Ainsi, le bénéficiaire d’une servitude légale de passage en cas d’enclave peut être condamné à payer au propriétaire du fonds servant d’assiette au passage, une indemnité dont le montant est fixé par le juge. Pour Yvon, le propriétaire du fonds dominant ne peut entreprendre des travaux sur l’assiette de la servitude de passage, dont il s’est vu reconnaître le bénéfice par une décision de justice, sans s’acquitter préalablement de l’indemnité de désenclavement corrélativement mise à sa charge par le juge.

Mais Adèle avait invoqué un argument juridique imparable. Yvon disposait d’un titre exécutoire qui lui permettait d’obtenir le paiement de la totalité de l’indemnité. Aussi, ce dernier ne pouvait prétendre à la démolition de l’accès qui lui avait été consenti et qui consacrait son droit réel de désenclavement.

Le tribunal et la cour d’appel lui avaient donné raison. L’exercice du droit de passage n’est pas subordonné au paiement préalable de l’indemnité de désenclavement.

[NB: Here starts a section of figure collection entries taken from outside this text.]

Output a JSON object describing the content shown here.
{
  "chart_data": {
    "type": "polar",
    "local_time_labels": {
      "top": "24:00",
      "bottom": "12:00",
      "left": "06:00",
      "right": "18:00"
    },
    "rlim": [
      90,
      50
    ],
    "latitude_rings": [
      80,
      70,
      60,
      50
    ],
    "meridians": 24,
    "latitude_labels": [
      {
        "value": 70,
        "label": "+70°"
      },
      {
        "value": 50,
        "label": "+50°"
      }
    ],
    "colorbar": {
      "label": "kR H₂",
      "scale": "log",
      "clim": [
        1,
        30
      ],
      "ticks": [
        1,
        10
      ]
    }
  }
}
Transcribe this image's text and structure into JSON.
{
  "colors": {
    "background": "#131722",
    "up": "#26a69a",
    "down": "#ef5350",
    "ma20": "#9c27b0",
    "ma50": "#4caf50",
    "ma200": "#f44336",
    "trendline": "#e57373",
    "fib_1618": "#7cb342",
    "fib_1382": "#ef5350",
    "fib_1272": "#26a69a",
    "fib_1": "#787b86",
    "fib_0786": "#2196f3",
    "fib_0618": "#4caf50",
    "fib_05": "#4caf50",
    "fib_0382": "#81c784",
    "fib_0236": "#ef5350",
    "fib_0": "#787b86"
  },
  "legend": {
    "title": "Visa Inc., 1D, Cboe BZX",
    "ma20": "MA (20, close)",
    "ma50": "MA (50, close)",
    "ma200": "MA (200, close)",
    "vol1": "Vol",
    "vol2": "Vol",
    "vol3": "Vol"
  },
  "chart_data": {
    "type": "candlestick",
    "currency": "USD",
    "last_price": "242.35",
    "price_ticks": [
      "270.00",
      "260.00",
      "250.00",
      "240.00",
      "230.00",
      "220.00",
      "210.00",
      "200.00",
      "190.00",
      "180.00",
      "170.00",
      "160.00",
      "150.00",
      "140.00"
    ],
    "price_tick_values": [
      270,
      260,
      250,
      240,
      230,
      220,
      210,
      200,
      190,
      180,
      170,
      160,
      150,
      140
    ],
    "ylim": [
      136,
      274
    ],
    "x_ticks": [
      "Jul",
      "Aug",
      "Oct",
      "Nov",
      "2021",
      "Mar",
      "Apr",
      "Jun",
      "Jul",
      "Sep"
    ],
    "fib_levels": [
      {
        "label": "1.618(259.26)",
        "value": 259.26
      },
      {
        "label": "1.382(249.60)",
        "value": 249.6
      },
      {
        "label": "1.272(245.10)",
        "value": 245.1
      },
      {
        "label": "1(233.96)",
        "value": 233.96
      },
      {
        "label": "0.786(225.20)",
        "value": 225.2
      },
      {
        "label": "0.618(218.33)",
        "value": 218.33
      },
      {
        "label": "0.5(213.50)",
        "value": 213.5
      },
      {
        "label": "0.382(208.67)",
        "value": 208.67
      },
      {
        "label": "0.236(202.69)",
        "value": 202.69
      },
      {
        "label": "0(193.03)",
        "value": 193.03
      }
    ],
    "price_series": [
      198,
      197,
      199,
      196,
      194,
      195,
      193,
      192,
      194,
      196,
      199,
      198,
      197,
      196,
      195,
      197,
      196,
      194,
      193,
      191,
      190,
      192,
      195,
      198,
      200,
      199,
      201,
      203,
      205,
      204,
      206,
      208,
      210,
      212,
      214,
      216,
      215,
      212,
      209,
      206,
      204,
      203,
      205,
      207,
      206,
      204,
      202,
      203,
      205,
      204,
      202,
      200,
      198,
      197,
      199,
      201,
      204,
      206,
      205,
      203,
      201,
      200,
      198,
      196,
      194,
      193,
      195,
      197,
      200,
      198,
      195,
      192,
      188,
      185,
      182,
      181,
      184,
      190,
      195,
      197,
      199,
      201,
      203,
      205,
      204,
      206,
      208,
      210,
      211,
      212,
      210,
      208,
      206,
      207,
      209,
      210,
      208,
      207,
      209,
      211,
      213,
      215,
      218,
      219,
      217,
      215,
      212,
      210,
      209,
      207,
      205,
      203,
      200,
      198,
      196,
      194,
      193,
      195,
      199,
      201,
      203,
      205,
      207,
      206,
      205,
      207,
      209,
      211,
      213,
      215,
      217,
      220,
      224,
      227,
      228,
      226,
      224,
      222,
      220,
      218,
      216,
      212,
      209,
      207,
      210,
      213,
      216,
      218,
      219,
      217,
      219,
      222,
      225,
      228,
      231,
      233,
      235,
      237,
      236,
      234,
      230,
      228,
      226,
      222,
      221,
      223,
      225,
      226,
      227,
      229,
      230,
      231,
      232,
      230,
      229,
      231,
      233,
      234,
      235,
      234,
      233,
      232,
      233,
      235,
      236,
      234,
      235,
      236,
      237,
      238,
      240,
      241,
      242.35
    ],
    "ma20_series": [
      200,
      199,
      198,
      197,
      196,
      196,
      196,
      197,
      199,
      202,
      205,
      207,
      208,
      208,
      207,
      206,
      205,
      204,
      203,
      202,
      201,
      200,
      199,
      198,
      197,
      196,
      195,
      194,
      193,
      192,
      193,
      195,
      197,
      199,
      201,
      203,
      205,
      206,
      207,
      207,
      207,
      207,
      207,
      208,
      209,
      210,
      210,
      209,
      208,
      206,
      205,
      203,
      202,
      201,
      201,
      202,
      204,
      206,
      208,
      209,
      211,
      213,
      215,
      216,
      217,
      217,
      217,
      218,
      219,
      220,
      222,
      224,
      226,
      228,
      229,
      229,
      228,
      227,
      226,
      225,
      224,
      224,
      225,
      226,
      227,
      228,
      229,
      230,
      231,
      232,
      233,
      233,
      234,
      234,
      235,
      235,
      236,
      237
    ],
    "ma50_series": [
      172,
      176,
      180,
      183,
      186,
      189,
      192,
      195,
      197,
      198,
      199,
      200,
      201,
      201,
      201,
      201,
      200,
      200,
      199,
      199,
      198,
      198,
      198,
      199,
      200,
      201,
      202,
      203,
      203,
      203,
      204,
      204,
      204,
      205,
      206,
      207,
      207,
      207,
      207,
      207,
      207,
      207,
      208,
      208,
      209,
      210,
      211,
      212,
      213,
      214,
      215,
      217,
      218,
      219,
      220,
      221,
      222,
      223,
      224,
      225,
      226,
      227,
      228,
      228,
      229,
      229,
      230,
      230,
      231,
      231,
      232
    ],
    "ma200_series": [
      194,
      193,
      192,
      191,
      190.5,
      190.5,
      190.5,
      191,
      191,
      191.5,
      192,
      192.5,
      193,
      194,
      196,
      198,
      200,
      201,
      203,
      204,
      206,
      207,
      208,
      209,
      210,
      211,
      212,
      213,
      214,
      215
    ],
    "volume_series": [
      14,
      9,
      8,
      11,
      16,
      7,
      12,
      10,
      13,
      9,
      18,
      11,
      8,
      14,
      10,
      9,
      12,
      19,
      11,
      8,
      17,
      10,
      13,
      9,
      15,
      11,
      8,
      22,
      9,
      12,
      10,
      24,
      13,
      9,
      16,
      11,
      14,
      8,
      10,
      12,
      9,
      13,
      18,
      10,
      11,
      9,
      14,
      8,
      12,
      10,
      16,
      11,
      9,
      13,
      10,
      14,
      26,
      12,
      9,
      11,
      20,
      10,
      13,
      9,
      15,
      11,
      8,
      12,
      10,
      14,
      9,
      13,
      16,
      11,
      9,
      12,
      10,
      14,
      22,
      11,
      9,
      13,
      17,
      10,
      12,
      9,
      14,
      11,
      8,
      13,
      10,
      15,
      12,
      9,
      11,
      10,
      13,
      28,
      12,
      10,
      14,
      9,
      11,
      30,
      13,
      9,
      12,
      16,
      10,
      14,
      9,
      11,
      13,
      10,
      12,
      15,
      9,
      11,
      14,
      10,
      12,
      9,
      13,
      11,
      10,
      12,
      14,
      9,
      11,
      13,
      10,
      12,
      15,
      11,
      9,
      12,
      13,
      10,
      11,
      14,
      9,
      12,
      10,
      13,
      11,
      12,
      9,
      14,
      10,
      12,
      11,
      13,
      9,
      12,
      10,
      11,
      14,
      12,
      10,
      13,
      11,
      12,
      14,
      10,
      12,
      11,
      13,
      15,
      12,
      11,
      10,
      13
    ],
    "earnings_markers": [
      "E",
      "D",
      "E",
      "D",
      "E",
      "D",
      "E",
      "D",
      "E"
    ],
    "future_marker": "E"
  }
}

Yvon ne pouvait prétendre à la démolition de l’accès à sa parcelle, consenti à Adèle ni, davantage, obtenir qu’il lui soit fait interdiction de pénétrer sur sa propriété. Cette solution a été confirmée par la Cour de cassation, qui a rejeté le pourvoi d’Yvon.

L’épilogue

Si le droit de passage n’existe qu’à compter du jour où il est décidé de la fixation judiciaire du montant de l’indemnité, son exercice n’est pas dépendant du paiement de cette indemnité. Et il appartient au propriétaire du fonds servant d’exercer l’action nécessaire à son recouvrement si le paiement n’intervient pas volontairement. Adèle pourra donc poursuivre les travaux d’aménagement de l’accès à sa parcelle, mais elle devra veiller à procéder au plus vite au règlement du solde de l’indemnité de désenclavement.